A divorcing woman should remember a number of key points.
A settlement that appears equal but are not particularly liquid may make for hard times later. For example, a distribution where a wife receives the house, which is illiquid, and the husband receives investments, which are liquid, may leave her hard put to hold the house. Maintaining a house requires cash flow and many former wives find that the maintenance of the marital home overwhelms them.
Taxes can greatly change the value of a settlement. In general, a divorcing woman should consider capital gains, income tax and alimony.
The rules on retirement accounts are complicated. When a large portion of a settlement is in retirement assets, a divorcing woman must know the many potential tax ramifications and penalties. A Qualified Domestic Relations Order (QDRO) can be used to transfer money to a former spouse without penalty, but early distributions are subject to a 10 percent penalty plus taxes as ordinary income.
When couples divorce, they divide their debts as well as their assets. Debt in joint names remains the responsibility of both spouses because each has what is termed joint and several liability.

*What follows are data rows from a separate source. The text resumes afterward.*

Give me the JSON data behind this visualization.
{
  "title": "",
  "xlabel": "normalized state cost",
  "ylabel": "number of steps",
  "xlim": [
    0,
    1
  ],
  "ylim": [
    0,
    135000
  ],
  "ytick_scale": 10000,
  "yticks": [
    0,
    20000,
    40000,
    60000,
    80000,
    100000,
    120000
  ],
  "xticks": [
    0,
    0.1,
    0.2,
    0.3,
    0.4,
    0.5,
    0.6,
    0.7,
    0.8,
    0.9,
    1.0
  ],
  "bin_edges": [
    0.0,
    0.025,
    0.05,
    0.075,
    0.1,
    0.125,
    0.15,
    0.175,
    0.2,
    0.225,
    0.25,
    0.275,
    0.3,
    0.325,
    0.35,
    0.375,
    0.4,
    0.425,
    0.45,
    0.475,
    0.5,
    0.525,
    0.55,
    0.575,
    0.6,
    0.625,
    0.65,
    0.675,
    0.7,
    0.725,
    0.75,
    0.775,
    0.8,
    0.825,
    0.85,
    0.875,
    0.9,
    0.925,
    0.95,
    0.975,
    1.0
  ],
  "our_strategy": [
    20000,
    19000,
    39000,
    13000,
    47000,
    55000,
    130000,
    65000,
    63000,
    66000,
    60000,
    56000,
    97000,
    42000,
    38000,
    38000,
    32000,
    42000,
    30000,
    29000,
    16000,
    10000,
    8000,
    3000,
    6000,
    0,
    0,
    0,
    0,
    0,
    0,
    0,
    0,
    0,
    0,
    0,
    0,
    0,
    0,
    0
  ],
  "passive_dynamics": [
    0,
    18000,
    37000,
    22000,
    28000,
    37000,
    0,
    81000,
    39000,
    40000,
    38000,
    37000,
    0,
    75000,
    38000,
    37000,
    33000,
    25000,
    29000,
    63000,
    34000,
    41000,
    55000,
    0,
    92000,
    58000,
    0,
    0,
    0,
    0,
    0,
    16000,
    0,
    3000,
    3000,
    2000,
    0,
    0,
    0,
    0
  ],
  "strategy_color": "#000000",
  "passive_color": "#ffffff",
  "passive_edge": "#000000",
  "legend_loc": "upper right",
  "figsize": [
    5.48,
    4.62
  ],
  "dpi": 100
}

Creditors do not care about the terms and conditions of a separation agreement; they want their money and do not hesitate to go after both spouses, if necessary.
A woman may be well advised to negotiate that her former husband maintains a life insurance policy to insure the payment of child support, alimony and other financial needs.
And most of all, a divorced woman must make a budget and stick to it. This can be very difficult, particularly since high living contributes to the breakup of many marriages.
When Elizabeth Cady Stanton told New York lawmakers that women wanted "no better laws than those you have made for yourselves," she could not have foreseen no-fault divorce, easy contraception and legions of woman achieving professional careers. Today many women achieve this measure of equality. However, in the realm of marriage and family law, many divorcing women face economic dislocations, and more than a few fear divorces is not the first step in a new life, but as Ms. Wilson put it, the first step toward life on the street as bag lady. Laws go so far, and a woman must look out for herself.